I do not think that you have room to integrate any chickens into that coop.

For each adult, standard-sized hen you need:
  • 4 square feet in the coop (.37 square meters)
  • 10 square feet in the run (.93 square meters),
  • 1 linear foot of roost (.3 meters),
  • 1/4 of a nest box,
  • And 1 square foot (.09 square meters) of permanent, 24/7/365 ventilation, preferably located over the birds' heads when they're sitting on the roost.
12 hens
  • 48 square feet in the coop. 6'x8' is more practical than 4'x12' since a long, skinny coop like that would be difficult to work inside.
  • 12 feet of roost
  • 120 square feet in the run. 10'x12' or 8'x15' -- 8'x16' means fewer odd cuts than either of those. 6'x20' is possible, especially if your run is an open-topped, fenced area instead of fully-enclosed with a solid and/or wire roof but risks social problems because subordinate hens need to be able to pass the dominant hens at a respectful distance.

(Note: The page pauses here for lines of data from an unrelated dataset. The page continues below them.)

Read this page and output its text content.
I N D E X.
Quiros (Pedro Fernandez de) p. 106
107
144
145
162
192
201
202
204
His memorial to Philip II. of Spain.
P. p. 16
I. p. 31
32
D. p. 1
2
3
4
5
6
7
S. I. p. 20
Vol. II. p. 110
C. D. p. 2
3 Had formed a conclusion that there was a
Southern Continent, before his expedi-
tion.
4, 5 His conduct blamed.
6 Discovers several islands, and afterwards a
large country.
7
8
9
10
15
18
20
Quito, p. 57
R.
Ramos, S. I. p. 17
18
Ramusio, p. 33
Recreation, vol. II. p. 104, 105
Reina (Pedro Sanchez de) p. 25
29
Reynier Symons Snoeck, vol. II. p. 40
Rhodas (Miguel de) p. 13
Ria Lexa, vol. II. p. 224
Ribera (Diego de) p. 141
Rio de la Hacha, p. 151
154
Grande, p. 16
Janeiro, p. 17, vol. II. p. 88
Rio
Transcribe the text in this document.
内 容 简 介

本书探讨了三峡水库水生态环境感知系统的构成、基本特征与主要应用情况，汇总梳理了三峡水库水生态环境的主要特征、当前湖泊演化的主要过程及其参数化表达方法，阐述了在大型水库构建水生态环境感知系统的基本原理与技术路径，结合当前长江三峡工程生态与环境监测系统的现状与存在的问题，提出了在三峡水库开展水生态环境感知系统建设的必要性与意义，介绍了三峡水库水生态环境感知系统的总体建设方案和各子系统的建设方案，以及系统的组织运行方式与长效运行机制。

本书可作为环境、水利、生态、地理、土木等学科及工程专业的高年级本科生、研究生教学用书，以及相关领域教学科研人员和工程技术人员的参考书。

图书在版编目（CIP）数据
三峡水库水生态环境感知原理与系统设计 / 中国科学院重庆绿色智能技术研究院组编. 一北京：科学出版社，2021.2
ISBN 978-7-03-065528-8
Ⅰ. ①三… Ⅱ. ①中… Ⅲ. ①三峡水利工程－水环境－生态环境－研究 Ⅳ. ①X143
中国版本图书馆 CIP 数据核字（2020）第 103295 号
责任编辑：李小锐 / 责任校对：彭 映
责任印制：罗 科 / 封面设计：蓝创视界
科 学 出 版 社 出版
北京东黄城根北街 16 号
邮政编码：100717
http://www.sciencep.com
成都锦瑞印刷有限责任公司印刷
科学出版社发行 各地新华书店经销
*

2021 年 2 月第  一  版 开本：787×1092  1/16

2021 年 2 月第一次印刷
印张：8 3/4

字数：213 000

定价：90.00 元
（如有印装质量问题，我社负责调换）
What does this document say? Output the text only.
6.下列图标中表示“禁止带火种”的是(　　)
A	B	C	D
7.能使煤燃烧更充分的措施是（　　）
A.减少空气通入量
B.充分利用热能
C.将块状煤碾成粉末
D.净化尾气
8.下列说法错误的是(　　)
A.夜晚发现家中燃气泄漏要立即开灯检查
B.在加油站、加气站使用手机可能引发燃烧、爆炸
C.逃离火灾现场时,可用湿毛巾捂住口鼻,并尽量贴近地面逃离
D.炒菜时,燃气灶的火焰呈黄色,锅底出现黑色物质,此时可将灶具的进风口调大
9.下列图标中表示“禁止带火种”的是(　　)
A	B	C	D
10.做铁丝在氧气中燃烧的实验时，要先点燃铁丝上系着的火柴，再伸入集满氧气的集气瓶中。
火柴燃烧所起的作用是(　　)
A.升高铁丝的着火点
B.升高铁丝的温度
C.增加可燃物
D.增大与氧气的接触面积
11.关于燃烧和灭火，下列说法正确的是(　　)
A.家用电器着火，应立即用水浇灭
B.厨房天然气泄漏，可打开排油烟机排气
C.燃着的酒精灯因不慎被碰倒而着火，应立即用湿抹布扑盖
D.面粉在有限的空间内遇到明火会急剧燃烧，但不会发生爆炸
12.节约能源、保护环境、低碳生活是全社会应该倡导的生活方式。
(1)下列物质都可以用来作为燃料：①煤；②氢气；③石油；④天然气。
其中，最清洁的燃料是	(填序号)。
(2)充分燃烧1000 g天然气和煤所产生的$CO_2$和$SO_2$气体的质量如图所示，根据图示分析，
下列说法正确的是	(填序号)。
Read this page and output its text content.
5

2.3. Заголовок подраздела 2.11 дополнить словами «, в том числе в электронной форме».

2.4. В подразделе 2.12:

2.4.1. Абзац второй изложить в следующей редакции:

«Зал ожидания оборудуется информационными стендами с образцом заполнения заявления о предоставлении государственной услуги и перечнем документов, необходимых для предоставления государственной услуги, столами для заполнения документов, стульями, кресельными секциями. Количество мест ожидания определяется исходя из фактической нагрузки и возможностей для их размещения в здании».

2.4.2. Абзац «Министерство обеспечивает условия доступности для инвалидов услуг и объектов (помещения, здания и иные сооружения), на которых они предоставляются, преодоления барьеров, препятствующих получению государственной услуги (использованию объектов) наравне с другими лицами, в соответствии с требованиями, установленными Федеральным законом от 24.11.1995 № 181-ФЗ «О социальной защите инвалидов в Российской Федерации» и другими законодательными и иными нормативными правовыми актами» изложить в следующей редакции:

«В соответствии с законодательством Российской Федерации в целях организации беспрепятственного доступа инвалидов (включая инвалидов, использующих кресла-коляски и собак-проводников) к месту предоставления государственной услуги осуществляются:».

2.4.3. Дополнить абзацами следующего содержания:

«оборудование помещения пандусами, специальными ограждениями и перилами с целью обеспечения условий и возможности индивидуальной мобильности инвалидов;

  • 12 square feet of ventilation.
  • 3 nest boxes.
18 hens
  • 72 square feet in the coop. 8x10 is a common shed size to convert. 6x12 would have less waste to build.
  • 18 feet of roost.
  • 180 square feet in the run: 12x16, 10x18, 8x24
  • 18 square feet of ventilation
  • 4-5 nest boxes.
Integration takes more than the minimum space for best success. @aart's advice is excellent and has given me splendid results with my integrations so far.